We turn many places for wisdom, but sometimes we discover something profound in a place we are not even looking. Morning after morning this summer as I drive the kids to their various destinations I hear the same songs playing on the radio. This one quoted above, "Just Give me a Reason" by the artist Pink and the lead singer of the group FUN caught my attention. Along with being a collaboration between two singers with captivating voices, the song presents a powerful dialogue of two lovers questioning whether what holds them together is irreparably shattered or can be mended again.

What makes the lyrics powerful is not the description of a unique situation but the unflinching images of a story that is all too common. A story of facing a relationship that is on the ropes, dealing with what feels like a breakdown, asking the frightening questions about the future. And, in the case of this song, discovering that love is neither lost nor guaranteed ever after. Instead, the relationship is "not broken, just bent" and there is a chance to "learn to love again."

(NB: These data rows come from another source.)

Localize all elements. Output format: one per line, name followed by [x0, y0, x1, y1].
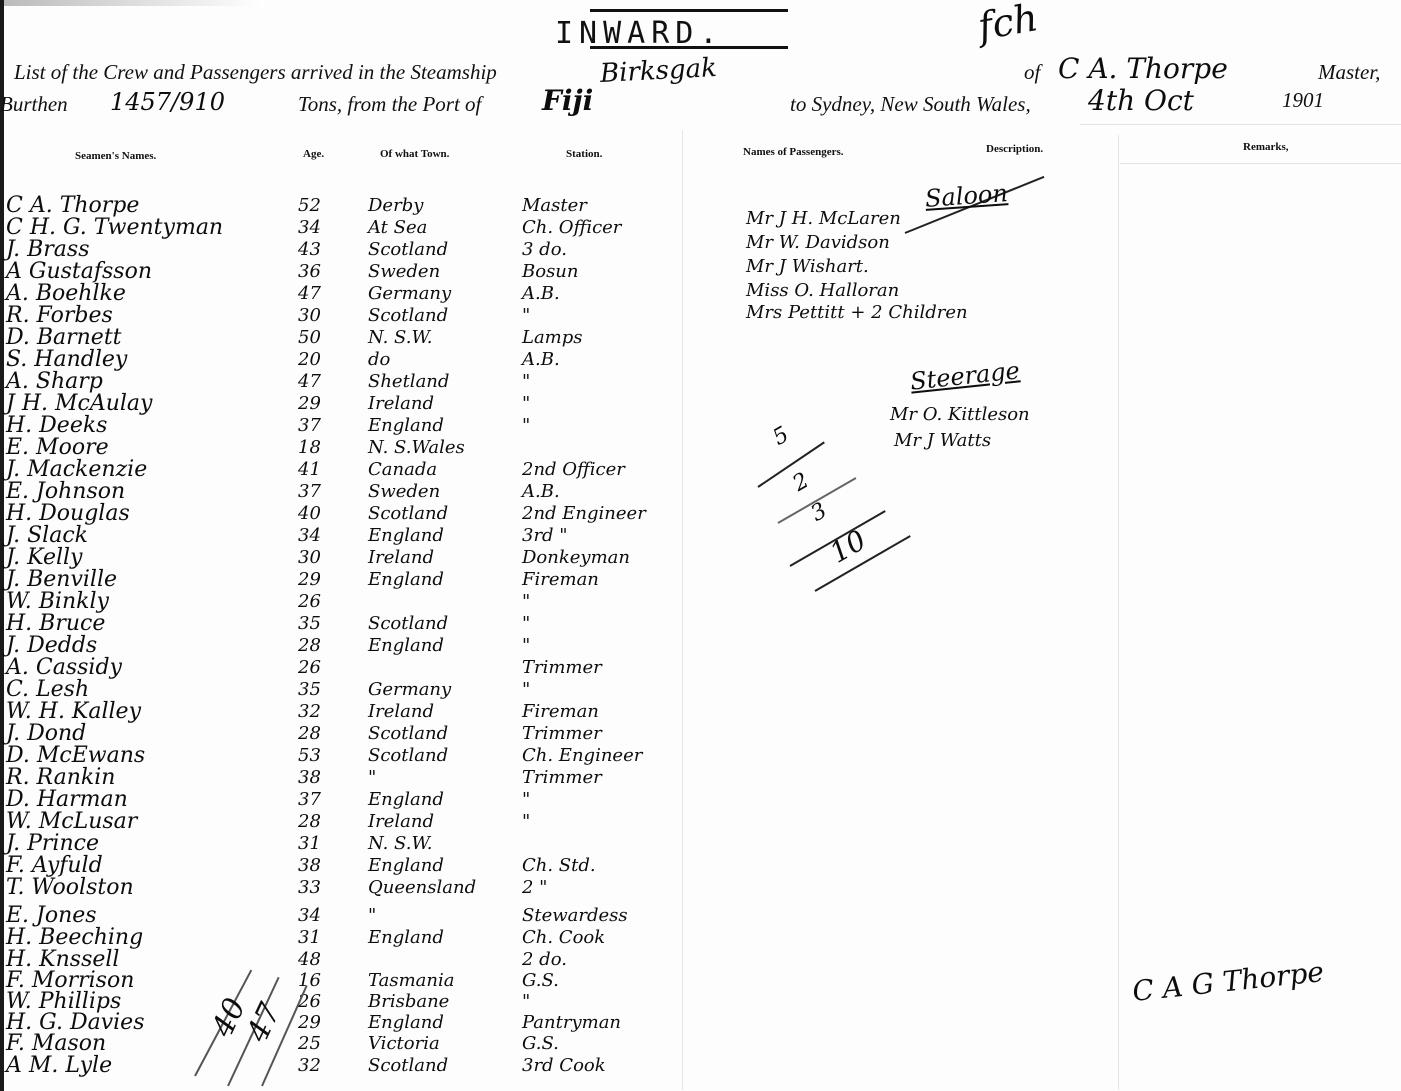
crew-row: F. Morrison16TasmaniaG.S. [0, 968, 700, 990]
crew-station: 2nd Officer [522, 459, 625, 480]
arrival-date: 4th Oct [1088, 84, 1194, 117]
crew-row: J H. McAulay29Ireland" [0, 391, 700, 413]
crew-row: J. Benville29EnglandFireman [0, 567, 700, 589]
crew-row: H. Deeks37England" [0, 413, 700, 435]
crew-station: 2 " [522, 877, 547, 898]
crew-town: Scotland [368, 1055, 448, 1076]
crew-station: Pantryman [522, 1012, 621, 1033]
crew-station: 2nd Engineer [522, 503, 646, 524]
arrival-year: 1901 [1282, 88, 1324, 113]
crew-station: G.S. [522, 970, 559, 991]
crew-age: 36 [298, 261, 338, 282]
crew-age: 32 [298, 1055, 338, 1076]
crew-name: A M. Lyle [6, 1053, 112, 1078]
crew-age: 35 [298, 679, 338, 700]
crew-age: 48 [298, 949, 338, 970]
crew-station: " [522, 415, 530, 436]
header-master-label: Master, [1318, 60, 1380, 85]
crew-station: Fireman [522, 569, 599, 590]
col-head-age: Age. [303, 148, 324, 160]
crew-age: 18 [298, 437, 338, 458]
crew-age: 37 [298, 789, 338, 810]
crew-row: R. Rankin38"Trimmer [0, 765, 700, 787]
crew-town: Scotland [368, 723, 448, 744]
crew-town: N. S.W. [368, 833, 433, 854]
title-rule-top [590, 9, 788, 12]
crew-row: H. G. Davies29EnglandPantryman [0, 1010, 700, 1032]
crew-town: Shetland [368, 371, 449, 392]
crew-row: D. Barnett50N. S.W.Lamps [0, 325, 700, 347]
crew-age: 20 [298, 349, 338, 370]
crew-town: England [368, 415, 444, 436]
header-tons-label: Tons, from the Port of [298, 92, 481, 117]
header-burthen-label: Burthen [0, 92, 68, 117]
crew-station: Trimmer [522, 723, 602, 744]
crew-age: 31 [298, 927, 338, 948]
crew-row: A. Boehlke47GermanyA.B. [0, 281, 700, 303]
crew-age: 53 [298, 745, 338, 766]
crew-age: 38 [298, 855, 338, 876]
crew-row: E. Jones34"Stewardess [0, 903, 700, 925]
crew-row: F. Ayfuld38EnglandCh. Std. [0, 853, 700, 875]
crew-row: J. Slack34England3rd " [0, 523, 700, 545]
master-name: C A. Thorpe [1058, 52, 1228, 85]
crew-age: 33 [298, 877, 338, 898]
crew-town: Sweden [368, 261, 440, 282]
steerage-passenger: Mr O. Kittleson [890, 404, 1030, 425]
crew-station: G.S. [522, 1033, 559, 1054]
crew-row: W. Binkly26" [0, 589, 700, 611]
crew-age: 29 [298, 1012, 338, 1033]
crew-age: 28 [298, 635, 338, 656]
col-head-remarks: Remarks, [1243, 141, 1289, 153]
crew-age: 35 [298, 613, 338, 634]
crew-station: Stewardess [522, 905, 628, 926]
crew-town: Tasmania [368, 970, 454, 991]
header-list-label: List of the Crew and Passengers arrived … [14, 60, 497, 85]
master-signature: C A G Thorpe [1131, 955, 1326, 1008]
header-of-label: of [1024, 60, 1040, 85]
crew-station: Master [522, 195, 587, 216]
crew-age: 43 [298, 239, 338, 260]
column-divider [1118, 135, 1119, 1090]
remarks-rule [1120, 163, 1401, 164]
saloon-passenger: Mr W. Davidson [746, 232, 890, 253]
crew-station: Donkeyman [522, 547, 630, 568]
crew-station: " [522, 679, 530, 700]
crew-station: " [522, 613, 530, 634]
crew-station: 3rd " [522, 525, 568, 546]
crew-town: England [368, 635, 444, 656]
crew-age: 47 [298, 283, 338, 304]
crew-station: Trimmer [522, 767, 602, 788]
steerage-passenger: Mr J Watts [894, 430, 991, 451]
crew-town: N. S.Wales [368, 437, 465, 458]
crew-town: Scotland [368, 745, 448, 766]
crew-row: J. Prince31N. S.W. [0, 831, 700, 853]
crew-station: " [522, 591, 530, 612]
crew-town: England [368, 855, 444, 876]
manifest-page: INWARD. fch List of the Crew and Passeng… [0, 0, 1401, 1091]
crew-age: 26 [298, 591, 338, 612]
crew-row: H. Douglas40Scotland2nd Engineer [0, 501, 700, 523]
crew-row: C A. Thorpe52DerbyMaster [0, 193, 700, 215]
crew-age: 26 [298, 991, 338, 1012]
crew-town: Ireland [368, 547, 434, 568]
crew-row: H. Bruce35Scotland" [0, 611, 700, 633]
port-name: Fiji [542, 84, 593, 117]
crew-town: England [368, 1012, 444, 1033]
crew-station: " [522, 811, 530, 832]
crew-age: 28 [298, 723, 338, 744]
crew-station: 2 do. [522, 949, 567, 970]
crew-row: C H. G. Twentyman34At SeaCh. Officer [0, 215, 700, 237]
crew-station: A.B. [522, 349, 560, 370]
crew-row: S. Handley20doA.B. [0, 347, 700, 369]
crew-town: Ireland [368, 811, 434, 832]
crew-age: 40 [298, 503, 338, 524]
crew-town: Ireland [368, 393, 434, 414]
crew-row: H. Knssell482 do. [0, 947, 700, 969]
crew-age: 34 [298, 525, 338, 546]
crew-row: J. Dond28ScotlandTrimmer [0, 721, 700, 743]
page-top-shadow [4, 0, 264, 6]
burthen-value: 1457/910 [110, 88, 225, 116]
crew-age: 52 [298, 195, 338, 216]
title-rule-bottom [590, 46, 788, 49]
crew-town: Scotland [368, 239, 448, 260]
crew-age: 31 [298, 833, 338, 854]
crew-station: 3 do. [522, 239, 567, 260]
crew-row: E. Johnson37SwedenA.B. [0, 479, 700, 501]
crew-town: " [368, 767, 376, 788]
crew-name: T. Woolston [6, 875, 134, 900]
crew-station: Fireman [522, 701, 599, 722]
crew-row: W. Phillips26Brisbane" [0, 989, 700, 1011]
crew-age: 41 [298, 459, 338, 480]
crew-row: D. Harman37England" [0, 787, 700, 809]
crew-age: 34 [298, 905, 338, 926]
crew-town: Germany [368, 679, 451, 700]
crew-age: 37 [298, 481, 338, 502]
crew-station: " [522, 371, 530, 392]
crew-station: Ch. Officer [522, 217, 621, 238]
crew-row: R. Forbes30Scotland" [0, 303, 700, 325]
crew-town: At Sea [368, 217, 427, 238]
crew-row: F. Mason25VictoriaG.S. [0, 1031, 700, 1053]
title-block: INWARD. [555, 6, 835, 50]
crew-age: 47 [298, 371, 338, 392]
saloon-passenger: Miss O. Halloran [746, 280, 899, 301]
tally-number: 3 [807, 498, 832, 527]
crew-town: " [368, 905, 376, 926]
crew-town: Queensland [368, 877, 476, 898]
crew-age: 50 [298, 327, 338, 348]
crew-town: Canada [368, 459, 437, 480]
crew-town: England [368, 789, 444, 810]
header-rule [1080, 124, 1401, 125]
crew-row: J. Mackenzie41Canada2nd Officer [0, 457, 700, 479]
crew-station: Trimmer [522, 657, 602, 678]
crew-row: A. Cassidy26Trimmer [0, 655, 700, 677]
crew-town: Germany [368, 283, 451, 304]
crew-station: " [522, 393, 530, 414]
crew-row: W. H. Kalley32IrelandFireman [0, 699, 700, 721]
crew-station: Bosun [522, 261, 579, 282]
crew-age: 28 [298, 811, 338, 832]
crew-age: 29 [298, 569, 338, 590]
crew-town: Scotland [368, 305, 448, 326]
crew-row: W. McLusar28Ireland" [0, 809, 700, 831]
crew-row: C. Lesh35Germany" [0, 677, 700, 699]
crew-station: Ch. Std. [522, 855, 596, 876]
crew-age: 25 [298, 1033, 338, 1054]
crew-station: " [522, 305, 530, 326]
crew-row: J. Brass43Scotland3 do. [0, 237, 700, 259]
ship-name: Birksgak [599, 53, 717, 89]
crew-town: Derby [368, 195, 423, 216]
crew-town: Victoria [368, 1033, 440, 1054]
crew-station: A.B. [522, 481, 560, 502]
crew-station: Lamps [522, 327, 583, 348]
crew-row: A M. Lyle32Scotland3rd Cook [0, 1053, 700, 1075]
steerage-label: Steerage [909, 356, 1021, 395]
crew-age: 30 [298, 547, 338, 568]
col-head-passengers: Names of Passengers. [743, 146, 844, 158]
crew-age: 30 [298, 305, 338, 326]
crew-row: D. McEwans53ScotlandCh. Engineer [0, 743, 700, 765]
crew-row: J. Dedds28England" [0, 633, 700, 655]
tally-number: 5 [769, 422, 794, 451]
crew-town: Ireland [368, 701, 434, 722]
crew-row: A. Sharp47Shetland" [0, 369, 700, 391]
crew-row: T. Woolston33Queensland2 " [0, 875, 700, 897]
crew-row: A Gustafsson36SwedenBosun [0, 259, 700, 281]
crew-age: 29 [298, 393, 338, 414]
header-destination-label: to Sydney, New South Wales, [790, 92, 1031, 117]
col-head-town: Of what Town. [380, 148, 449, 160]
saloon-passenger: Mrs Pettitt + 2 Children [746, 302, 968, 323]
crew-town: Sweden [368, 481, 440, 502]
crew-age: 38 [298, 767, 338, 788]
crew-age: 32 [298, 701, 338, 722]
crew-row: H. Beeching31EnglandCh. Cook [0, 925, 700, 947]
crew-age: 34 [298, 217, 338, 238]
crew-age: 37 [298, 415, 338, 436]
crew-station: " [522, 991, 530, 1012]
crew-station: Ch. Cook [522, 927, 605, 948]
crew-age: 26 [298, 657, 338, 678]
col-head-seamen: Seamen's Names. [75, 150, 156, 162]
crew-town: England [368, 569, 444, 590]
crew-station: " [522, 789, 530, 810]
crew-town: Scotland [368, 503, 448, 524]
crew-station: Ch. Engineer [522, 745, 642, 766]
col-head-description: Description. [986, 143, 1043, 155]
crew-town: do [368, 349, 390, 370]
crew-town: N. S.W. [368, 327, 433, 348]
crew-town: Scotland [368, 613, 448, 634]
saloon-passenger: Mr J Wishart. [746, 256, 869, 277]
crew-town: England [368, 927, 444, 948]
crew-row: J. Kelly30IrelandDonkeyman [0, 545, 700, 567]
saloon-label: Saloon [924, 179, 1009, 213]
col-head-station: Station. [566, 148, 602, 160]
crew-station: A.B. [522, 283, 560, 304]
crew-station: " [522, 635, 530, 656]
saloon-passenger: Mr J H. McLaren [746, 208, 901, 229]
clerk-initials: fch [975, 0, 1042, 49]
crew-station: 3rd Cook [522, 1055, 606, 1076]
crew-town: England [368, 525, 444, 546]
crew-town: Brisbane [368, 991, 449, 1012]
crew-row: E. Moore18N. S.Wales [0, 435, 700, 457]
tally-number: 2 [789, 468, 814, 497]
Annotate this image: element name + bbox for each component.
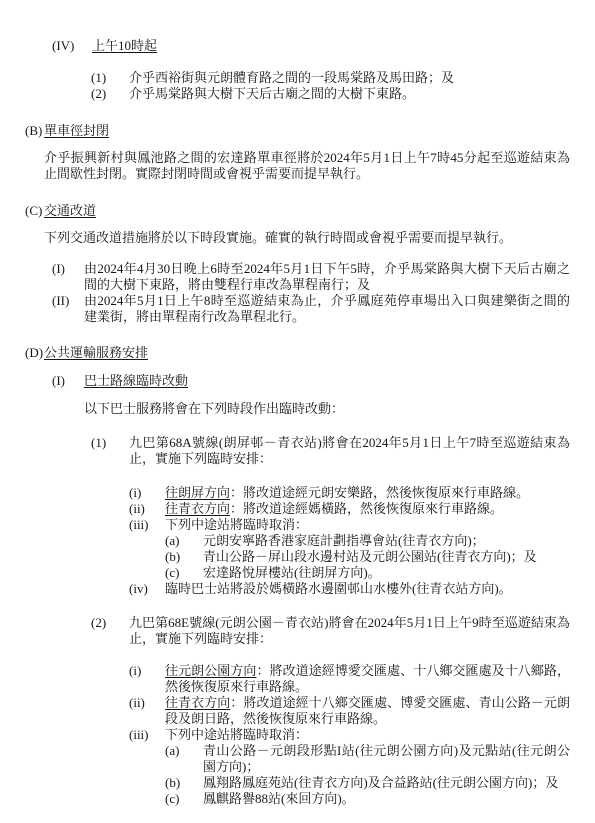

Pink's song is not exactly the style of music we think about for the Season of Awe, these days culminating in the Jewish New Year, Rosh Hashana, and the Day of Atonement, Yom Kippur. However, its message is very much in sync with what these days are about and the meaning of the words that we pray. As the new year begins we come before our Creator to take stock of our lives, our actions,and our plans for the coming year. The prayer book sings with words that simultaneously remind us of the promise that is written as if in the stars and allows us to reveal the ways in which the year may have left the "scars on our hearts."

But the central symbol of the holiday is the shofar, the instrument made from a Ram's horn. To be fit for use as a horn it may not be severely cracked, but to be a shofar its shape must be curved and contorted. In this way the shofar teaches us that we are in fact "not broken, but bent."

In fact, it is the bend in the shofar that provided its origin as a symbol of Rosh Hashana. When Abraham was called upon to sacrifice his beloved son Isaac, it was a ram that appeared to take his son's place. That ram was found because its twisted horns got "caught in the thicket". How true it is that our most important discoveries can come because of not despite of recognizing how we are bent.But what if we feel not bent but broken?

One of the most beautiful sections of the Yom Kippur service are poetic expressions inspired by the prophetic image of how we sit in the hands of our Creator like clay in the hands of a potter. We call upon G*d to remember our covenant and see us for our potential to be mended and not as a broken vessel. While the prayer emphasizes the Divine perspective, these words also can serve as a reminder that there is no brokenness that cannot find wholeness. Whether bent or broken, we can learn to love again.The stories of searching our selves and committing to the hard work of repair echo from every corner of the world around us. As we enter this season of preparing for the New Year, we have the opportunity to attune ourselves to these messages and think about how to put them in our own words.